Justice treats AI as a starting point, not a finished product. "It gives good bones or good foundation, but it's not complete," he said. "It's only as good as the prompt you write and the information that you put in it."
How Justice uses AI in municipal work
When Signal Mountain assumed operation of the Mountain Arts Community Center in January, Justice asked AI to draft resolutions terminating a lease and memorandum of understanding with the nonprofit that had been running it. Much of the final text matched the AI draft, though Justice edited sections and reorganized content before the Town Council voted to pass the resolutions.
Justice also had ChatGPT draft an ordinance allowing the town to charge fees for community center use.
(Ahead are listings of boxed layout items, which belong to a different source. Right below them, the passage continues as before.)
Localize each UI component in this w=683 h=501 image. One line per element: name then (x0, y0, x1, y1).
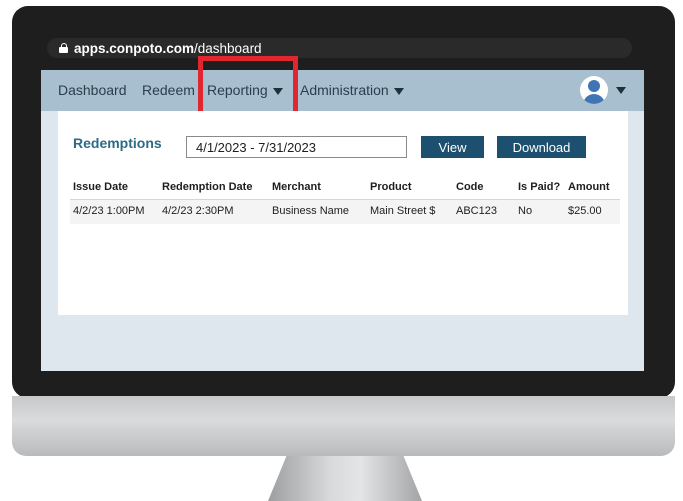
address-bar[interactable]: apps.conpoto.com/dashboard (47, 38, 632, 58)
cell-merchant: Business Name (272, 205, 350, 217)
top-navigation: Dashboard Redeem Reporting Administratio… (41, 70, 644, 111)
cell-redemption-date: 4/2/23 2:30PM (162, 205, 234, 217)
monitor-stand (268, 456, 422, 501)
column-header-code[interactable]: Code (456, 181, 484, 193)
lock-icon (59, 43, 68, 53)
nav-redeem[interactable]: Redeem (142, 82, 195, 98)
column-header-redemption-date[interactable]: Redemption Date (162, 181, 252, 193)
url-domain: apps.conpoto.com (74, 40, 195, 56)
nav-dashboard-label: Dashboard (58, 82, 127, 98)
user-avatar-icon[interactable] (580, 76, 608, 104)
panel-title: Redemptions (73, 135, 162, 151)
column-header-product[interactable]: Product (370, 181, 412, 193)
cell-product: Main Street $ (370, 205, 436, 217)
redemptions-panel: Redemptions View Download Issue Date Red… (58, 111, 628, 315)
column-header-amount[interactable]: Amount (568, 181, 610, 193)
browser-chrome: apps.conpoto.com/dashboard (41, 30, 644, 70)
date-range-input[interactable] (186, 136, 407, 158)
nav-dashboard[interactable]: Dashboard (58, 82, 127, 98)
column-header-merchant[interactable]: Merchant (272, 181, 321, 193)
monitor-chin (12, 396, 675, 456)
user-menu-chevron-icon[interactable] (616, 87, 626, 94)
nav-administration-label: Administration (300, 82, 389, 98)
nav-redeem-label: Redeem (142, 82, 195, 98)
cell-is-paid: No (518, 205, 533, 217)
column-header-is-paid[interactable]: Is Paid? (518, 181, 560, 193)
monitor-illustration: apps.conpoto.com/dashboard Dashboard Red… (0, 0, 683, 501)
download-button[interactable]: Download (497, 136, 586, 158)
cell-code: ABC123 (456, 205, 497, 217)
cell-amount: $25.00 (568, 205, 602, 217)
column-header-issue-date[interactable]: Issue Date (73, 181, 128, 193)
browser-screen: apps.conpoto.com/dashboard Dashboard Red… (41, 30, 644, 371)
nav-administration[interactable]: Administration (300, 82, 404, 98)
view-button[interactable]: View (421, 136, 484, 158)
chevron-down-icon (393, 87, 404, 95)
cell-issue-date: 4/2/23 1:00PM (73, 205, 145, 217)
url-path: /dashboard (194, 40, 262, 56)
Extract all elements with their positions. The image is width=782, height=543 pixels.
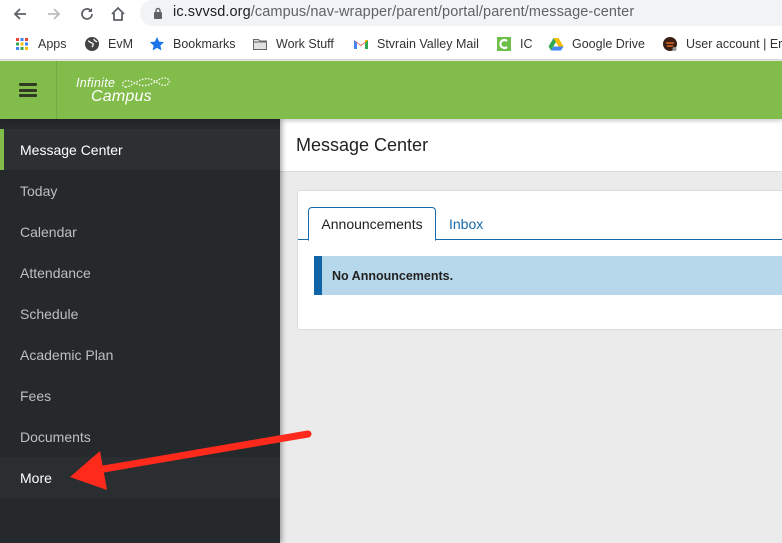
message-center-card: Announcements Inbox No Announcements. — [297, 190, 782, 330]
infinite-campus-logo[interactable]: Infinite Campus — [76, 73, 176, 109]
home-button[interactable] — [106, 2, 130, 26]
bookmark-label: EvM — [108, 37, 133, 51]
bookmark-label: Stvrain Valley Mail — [377, 37, 479, 51]
address-bar[interactable]: ic.svvsd.org/campus/nav-wrapper/parent/p… — [140, 0, 782, 26]
bookmark-ic[interactable]: IC — [496, 35, 533, 53]
google-drive-icon — [548, 38, 564, 51]
forward-arrow-icon — [48, 8, 61, 20]
sidebar-item-documents[interactable]: Documents — [0, 416, 280, 457]
folder-icon — [253, 39, 267, 50]
bookmark-bookmarks[interactable]: Bookmarks — [149, 35, 236, 53]
apps-grid-icon — [16, 38, 28, 50]
user-account-favicon — [663, 37, 677, 51]
infinity-swoosh-icon — [121, 77, 170, 88]
lock-icon — [154, 7, 162, 19]
back-button[interactable] — [8, 2, 32, 26]
page-title: Message Center — [296, 135, 429, 155]
sidebar-item-today[interactable]: Today — [0, 170, 280, 211]
app-header: Infinite Campus — [0, 61, 782, 119]
tab-bar: Announcements Inbox — [298, 207, 782, 241]
main-header: Message Center — [280, 119, 782, 172]
tab-inbox[interactable]: Inbox — [449, 207, 483, 240]
url-path: /campus/nav-wrapper/parent/portal/parent… — [250, 4, 635, 20]
bookmark-label: Google Drive — [572, 37, 645, 51]
bookmark-label: Bookmarks — [173, 37, 236, 51]
sidebar-item-attendance[interactable]: Attendance — [0, 252, 280, 293]
gmail-icon — [354, 40, 368, 49]
hamburger-menu-button[interactable] — [0, 61, 57, 119]
infinite-campus-icon — [497, 37, 511, 51]
star-icon — [149, 37, 165, 51]
tab-announcements[interactable]: Announcements — [308, 207, 436, 241]
reload-icon — [81, 8, 93, 20]
back-arrow-icon — [13, 8, 26, 20]
globe-icon — [85, 37, 99, 51]
sidebar-item-message-center[interactable]: Message Center — [0, 129, 280, 170]
bookmark-google-drive[interactable]: Google Drive — [548, 35, 645, 53]
bookmark-apps[interactable]: Apps — [14, 35, 67, 53]
bookmark-evm[interactable]: EvM — [84, 35, 133, 53]
bookmark-label: IC — [520, 37, 533, 51]
home-icon — [111, 6, 125, 21]
bookmark-stvrain-mail[interactable]: Stvrain Valley Mail — [353, 35, 479, 53]
sidebar-nav: Message Center Today Calendar Attendance… — [0, 119, 280, 543]
bookmarks-bar: Apps EvM Bookmarks Work Stuff Stvrain Va… — [0, 28, 782, 60]
bookmark-work-stuff[interactable]: Work Stuff — [252, 35, 334, 53]
sidebar-item-schedule[interactable]: Schedule — [0, 293, 280, 334]
reload-button[interactable] — [75, 2, 99, 26]
forward-button[interactable] — [42, 2, 66, 26]
sidebar-item-academic-plan[interactable]: Academic Plan — [0, 334, 280, 375]
bookmark-label: User account | Er — [686, 37, 782, 51]
sidebar-item-calendar[interactable]: Calendar — [0, 211, 280, 252]
bookmark-label: Apps — [38, 37, 67, 51]
bookmark-user-account[interactable]: User account | Er — [662, 35, 782, 53]
url-host: ic.svvsd.org — [173, 4, 251, 20]
browser-toolbar: ic.svvsd.org/campus/nav-wrapper/parent/p… — [0, 0, 782, 28]
bookmark-label: Work Stuff — [276, 37, 334, 51]
url-text: ic.svvsd.org/campus/nav-wrapper/parent/p… — [173, 4, 634, 20]
no-announcements-alert: No Announcements. — [314, 256, 782, 295]
sidebar-item-more[interactable]: More — [0, 457, 280, 498]
sidebar-item-fees[interactable]: Fees — [0, 375, 280, 416]
hamburger-icon — [19, 83, 37, 97]
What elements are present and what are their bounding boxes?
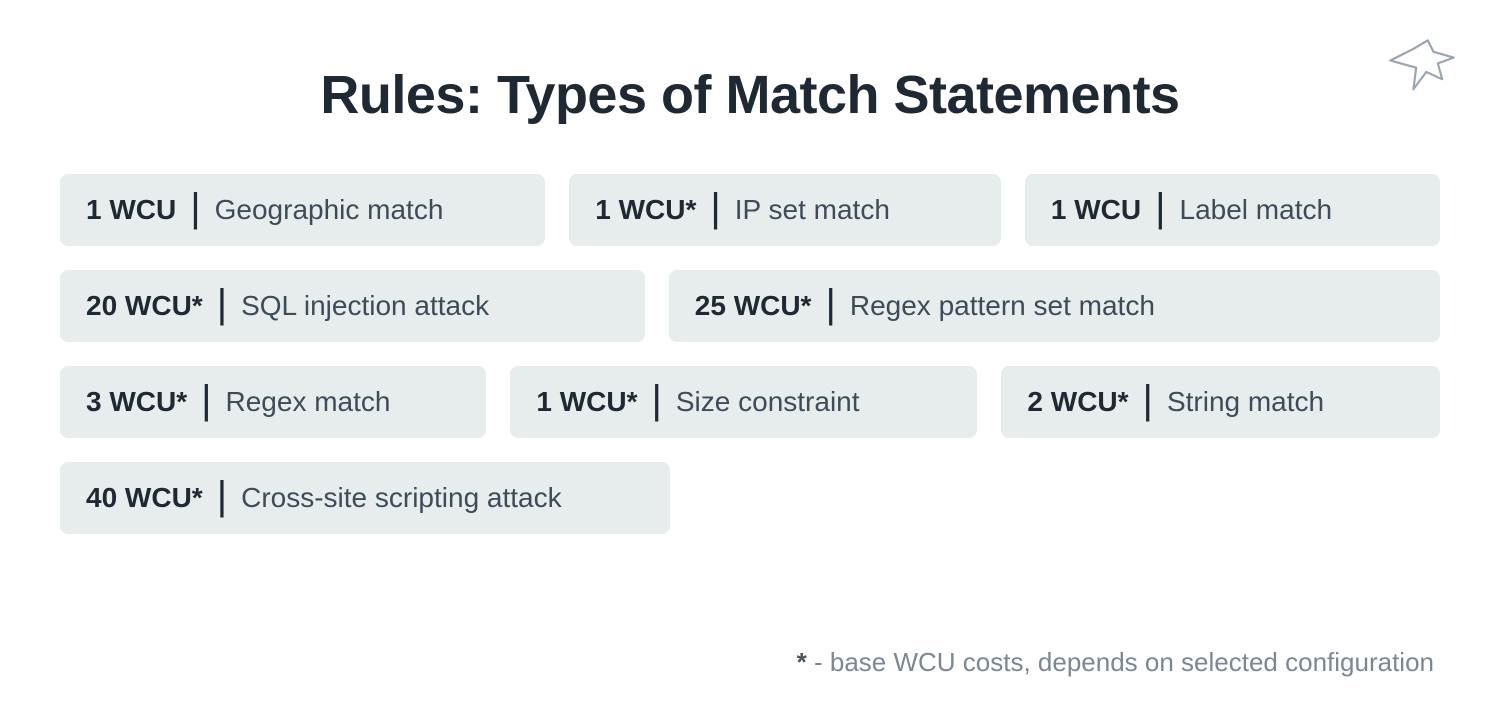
card-xss-attack: 40 WCU* | Cross-site scripting attack — [60, 462, 670, 534]
footnote: * - base WCU costs, depends on selected … — [797, 647, 1434, 678]
card-geographic-match: 1 WCU | Geographic match — [60, 174, 545, 246]
wcu-value: 40 WCU* — [86, 482, 203, 514]
divider-icon: | — [1143, 384, 1153, 416]
divider-icon: | — [651, 384, 661, 416]
wcu-value: 1 WCU — [86, 194, 176, 226]
wcu-value: 20 WCU* — [86, 290, 203, 322]
row-4: 40 WCU* | Cross-site scripting attack — [60, 462, 1440, 534]
page-title: Rules: Types of Match Statements — [60, 64, 1440, 126]
rows-container: 1 WCU | Geographic match 1 WCU* | IP set… — [60, 174, 1440, 534]
card-regex-match: 3 WCU* | Regex match — [60, 366, 486, 438]
card-label: String match — [1167, 386, 1324, 418]
card-label: IP set match — [735, 194, 890, 226]
divider-icon: | — [217, 288, 227, 320]
divider-icon: | — [825, 288, 835, 320]
card-label: Size constraint — [676, 386, 860, 418]
divider-icon: | — [1155, 192, 1165, 224]
card-label: Cross-site scripting attack — [241, 482, 562, 514]
card-regex-pattern-set: 25 WCU* | Regex pattern set match — [669, 270, 1440, 342]
wcu-value: 25 WCU* — [695, 290, 812, 322]
divider-icon: | — [190, 192, 200, 224]
row-1: 1 WCU | Geographic match 1 WCU* | IP set… — [60, 174, 1440, 246]
card-size-constraint: 1 WCU* | Size constraint — [510, 366, 977, 438]
card-ip-set-match: 1 WCU* | IP set match — [569, 174, 1001, 246]
card-label: Geographic match — [215, 194, 444, 226]
row-3: 3 WCU* | Regex match 1 WCU* | Size const… — [60, 366, 1440, 438]
divider-icon: | — [710, 192, 720, 224]
divider-icon: | — [201, 384, 211, 416]
card-label: Regex pattern set match — [850, 290, 1155, 322]
card-sql-injection: 20 WCU* | SQL injection attack — [60, 270, 645, 342]
card-label: Regex match — [226, 386, 391, 418]
footnote-text: - base WCU costs, depends on selected co… — [807, 647, 1434, 677]
wcu-value: 1 WCU — [1051, 194, 1141, 226]
card-string-match: 2 WCU* | String match — [1001, 366, 1440, 438]
wcu-value: 3 WCU* — [86, 386, 187, 418]
bird-logo-icon — [1386, 36, 1458, 92]
footnote-star: * — [797, 647, 807, 677]
row-2: 20 WCU* | SQL injection attack 25 WCU* |… — [60, 270, 1440, 342]
divider-icon: | — [217, 480, 227, 512]
wcu-value: 2 WCU* — [1027, 386, 1128, 418]
wcu-value: 1 WCU* — [595, 194, 696, 226]
wcu-value: 1 WCU* — [536, 386, 637, 418]
card-label: Label match — [1180, 194, 1333, 226]
page: Rules: Types of Match Statements 1 WCU |… — [0, 0, 1500, 728]
card-label: SQL injection attack — [241, 290, 489, 322]
card-label-match: 1 WCU | Label match — [1025, 174, 1440, 246]
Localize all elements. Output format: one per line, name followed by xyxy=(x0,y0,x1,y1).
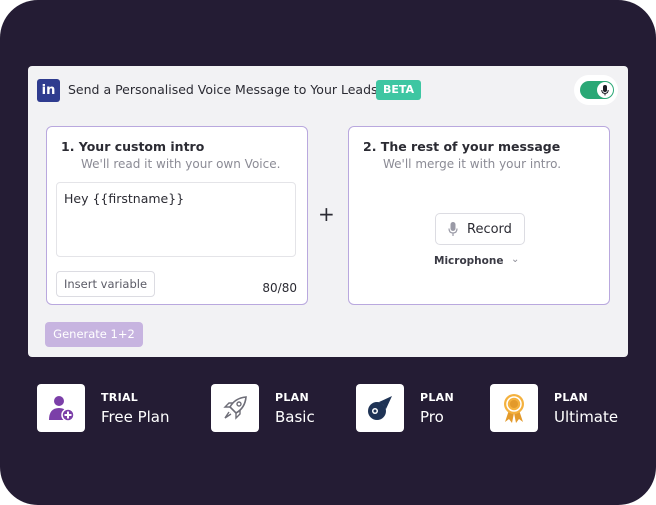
linkedin-icon: in xyxy=(37,79,60,102)
beta-badge: BETA xyxy=(376,80,422,100)
plan-basic[interactable]: PLAN Basic xyxy=(211,384,341,432)
plan-tier: PLAN xyxy=(420,391,454,404)
intro-textarea[interactable]: Hey {{firstname}} xyxy=(56,182,296,257)
rocket-icon xyxy=(223,396,247,420)
intro-subtitle: We'll read it with your own Voice. xyxy=(81,157,281,171)
plan-trial[interactable]: TRIAL Free Plan xyxy=(37,384,187,432)
card-title: Send a Personalised Voice Message to You… xyxy=(68,82,378,97)
character-counter: 80/80 xyxy=(262,281,297,295)
voice-message-card: in Send a Personalised Voice Message to … xyxy=(28,66,628,357)
plan-tile xyxy=(37,384,85,432)
plan-name: Free Plan xyxy=(101,408,170,426)
app-frame: in Send a Personalised Voice Message to … xyxy=(0,0,656,505)
intro-title: 1. Your custom intro xyxy=(61,139,205,154)
chevron-down-icon[interactable]: ⌄ xyxy=(511,254,519,265)
plan-name: Pro xyxy=(420,408,444,426)
microphone-select[interactable]: Microphone xyxy=(434,255,503,267)
rest-of-message-panel: 2. The rest of your message We'll merge … xyxy=(348,126,610,305)
rest-title: 2. The rest of your message xyxy=(363,139,561,154)
plan-tier: PLAN xyxy=(275,391,309,404)
comet-icon xyxy=(368,396,392,420)
rest-subtitle: We'll merge it with your intro. xyxy=(383,157,562,171)
plan-pro[interactable]: PLAN Pro xyxy=(356,384,476,432)
generate-button[interactable]: Generate 1+2 xyxy=(45,322,143,347)
custom-intro-panel: 1. Your custom intro We'll read it with … xyxy=(46,126,308,305)
plan-tile xyxy=(490,384,538,432)
microphone-icon xyxy=(448,222,458,236)
voice-toggle[interactable] xyxy=(580,81,614,99)
plan-tier: PLAN xyxy=(554,391,588,404)
insert-variable-button[interactable]: Insert variable xyxy=(56,271,156,297)
add-user-icon xyxy=(49,396,75,422)
plan-name: Ultimate xyxy=(554,408,619,426)
award-ribbon-icon xyxy=(504,394,524,423)
record-button[interactable]: Record xyxy=(435,213,525,245)
plan-tile xyxy=(211,384,259,432)
microphone-icon xyxy=(601,84,609,95)
record-label: Record xyxy=(467,222,512,237)
plan-tier: TRIAL xyxy=(101,391,139,404)
toggle-knob xyxy=(597,82,613,98)
plan-ultimate[interactable]: PLAN Ultimate xyxy=(490,384,630,432)
plan-tile xyxy=(356,384,404,432)
plan-name: Basic xyxy=(275,408,315,426)
plus-sign: + xyxy=(318,202,335,226)
voice-toggle-wrapper xyxy=(574,75,618,105)
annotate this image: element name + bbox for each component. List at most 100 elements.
The final version differed in one significant way: it gave the town manager authority to amend fees and rates, rather than the Town Council.
When the council first discussed the ordinance in January, Justice did not disclose he had used ChatGPT. He said he does not hide his AI use but doesn't go out of his way to announce it either.
Mayor Elizabeth Baker said she is comfortable with Justice using AI for first drafts or initial ideas. "He's got to start somewhere," she said.
AI in the hiring process
Justice used AI to create job descriptions for a community development director and community center manager. He prompted ChatGPT to act as an expert municipal recruiter, then asked it to generate interview emails, interview plans, and interview questions.
For the community development director role, Justice went further. He fed ChatGPT the job description, the town's strategic action plan, and applicants' resumes, asking the tool to assess how candidates' skills matched the position. ChatGPT created a weighted scoring matrix and ranked the 16 applicants.
The town hired Chelsea Ryden, who ChatGPT ranked seventh out of 16 applicants. Justice said the AI assessment did not influence the hiring team's decisions. "We all came together, figured out our own scoring and all that. And then we went back and said, 'OK, let's see how this compared,'" he said.
Ryden, who took the community development director role, said she has no issue with Justice's use of AI during hiring. "I don't know anybody that uses AI like it's end-all, be-all," she said.
No formal policy yet
Signal Mountain has no written policies governing employee use of AI, according to a town records response. Baker said she would consider bringing an AI policy before the Town Council if a member or employee requested it, but she acknowledged her own lack of familiarity with the technology.
Justice said policies and training on AI will be needed. "There's no replacement for human conversation," he said. "It's one thing to punch it in there, but again, it's really just the template. It's just the bones."
As AI continues to improve, Justice expects municipal officials to use it for routine work. "It's here, and it's being used," he said. "The newness is worn off of it. I think that folks expect you to use it, especially for the basic tasks."